橋下・維新は「大阪府と大阪市に似たような施設があるのは二重行政」と難癖をつけ、府と市の病院・大学・公立高校・図書館・公衆衛生・水道などの各施設を統廃合しようとする構想を立てています。

消防については、各基礎自治体や近隣自治体の一部事務組合によって設置されている自治体消防を「大阪消防庁」にしようという動きもあるようです。広域災害に対応などともっともらしく言っていますが、実は現行制度でも大規模災害の時は大阪府外も含めた近隣自治体への相互援助の制度があり、災害時には相互乗り入れで活動しています。

消防では消防庁の統合構想に先立ち、大阪府(府下の自治体消防の共同)と大阪市消防局がそれぞれ設置していた消防学校が統合され、統一カリキュラムで初任者研修をおこなうようになったとのこと。

しかしそのことによって、新たな不具合・手間ができたという報告が。

大阪のこれからを考える」様のブログエントリ「府と市で実は火の消し方は違う」(2017年1月28日)。
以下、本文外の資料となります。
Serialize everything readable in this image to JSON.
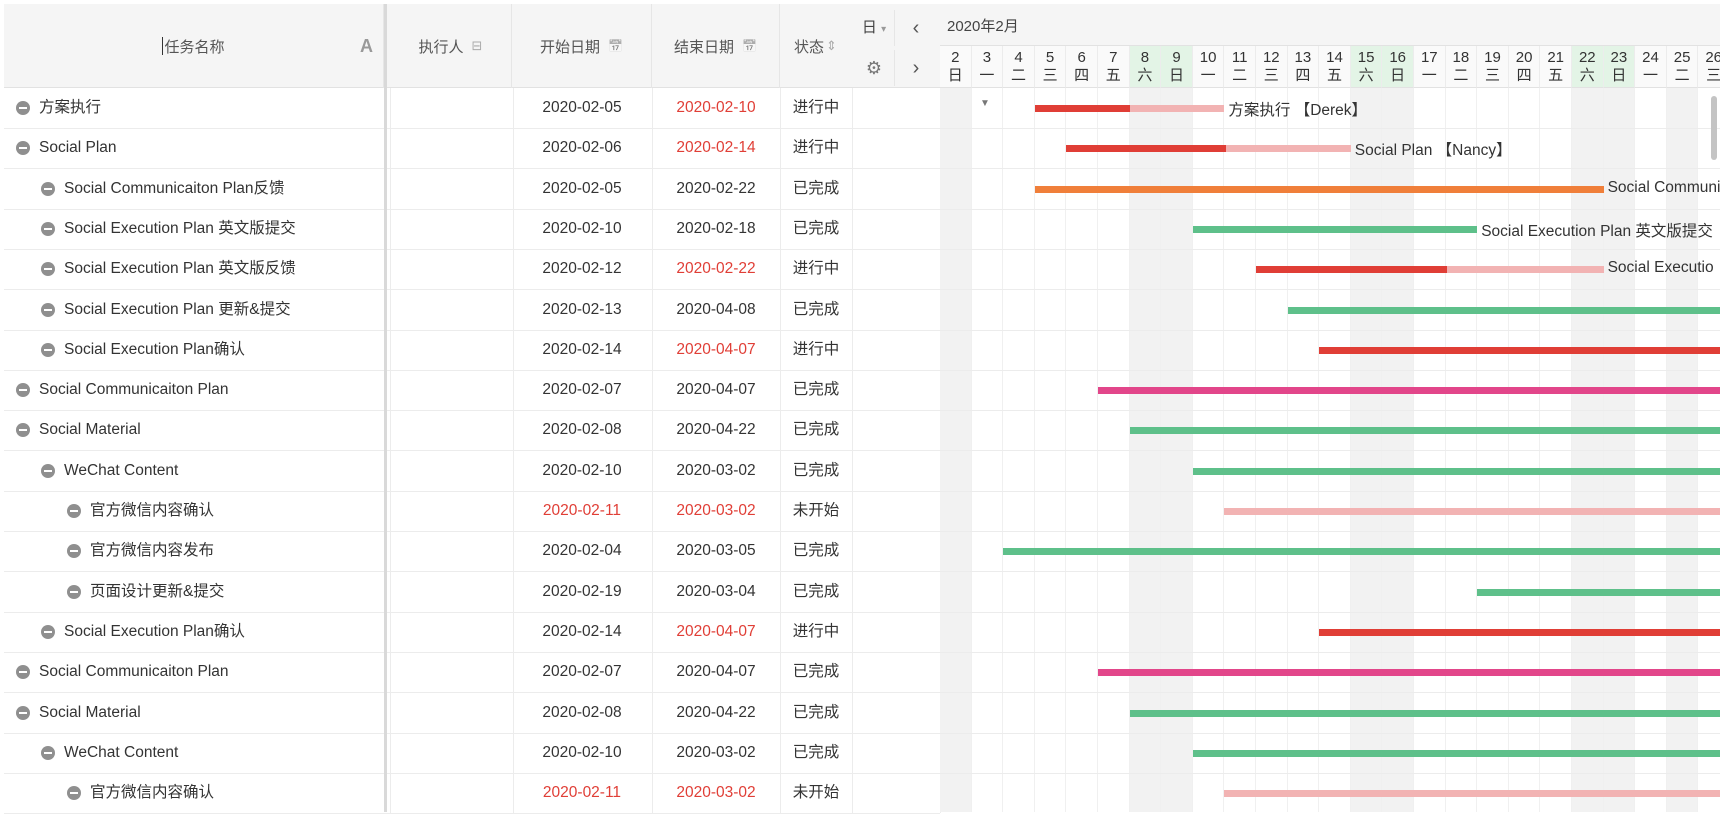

火の消し方って、物理的・化学的な意味では違いはないのではとも思うかもしれません。

しかし都市・街の構造により、大阪市では被害を最小限に食い止め早期鎮火を図るための独特のノウハウと装備が生み出されているということ。

ブログによると、大阪市では高層建築物や地下街があることや都市集積の特徴から、一刻も早く鎮火させるためにはできるだけ火元に近づいて消火する技術を持っているとのこと。一方で大阪府下では、建物の外から水をかけて消火するのがメインになるとのこと。

大阪市・大阪府とも、消火の特徴に対応して必要な設備を配備している、したがって消防隊の装備も異なるということになるそうです。

街の構造の特徴によって、一刻も早く鎮火させる方法は違い、それぞれに最適な方法が編み出され進化していったというものでしょう。

このことは、ブログで初めて知りました。

ところが消防学校では、府と市で消防学校でのカリキュラムも統一し府にあわせました。そのため大阪市消防局にとっては新規採用者に対して、府の消防学校課程を修了後改めて市としての初任者研修もおこなうことになり、新たな二度手間が生まれたとのこと。

安易な府市統合によって、新たなムダが生まれるということにもなりました。

同種の施設が大阪府と大阪市にそれぞれあるから二重行政だ無駄だと単純にはいえず、理由があるから分かれている、無理に統合すると新たな不具合が生まれるという事例になっています。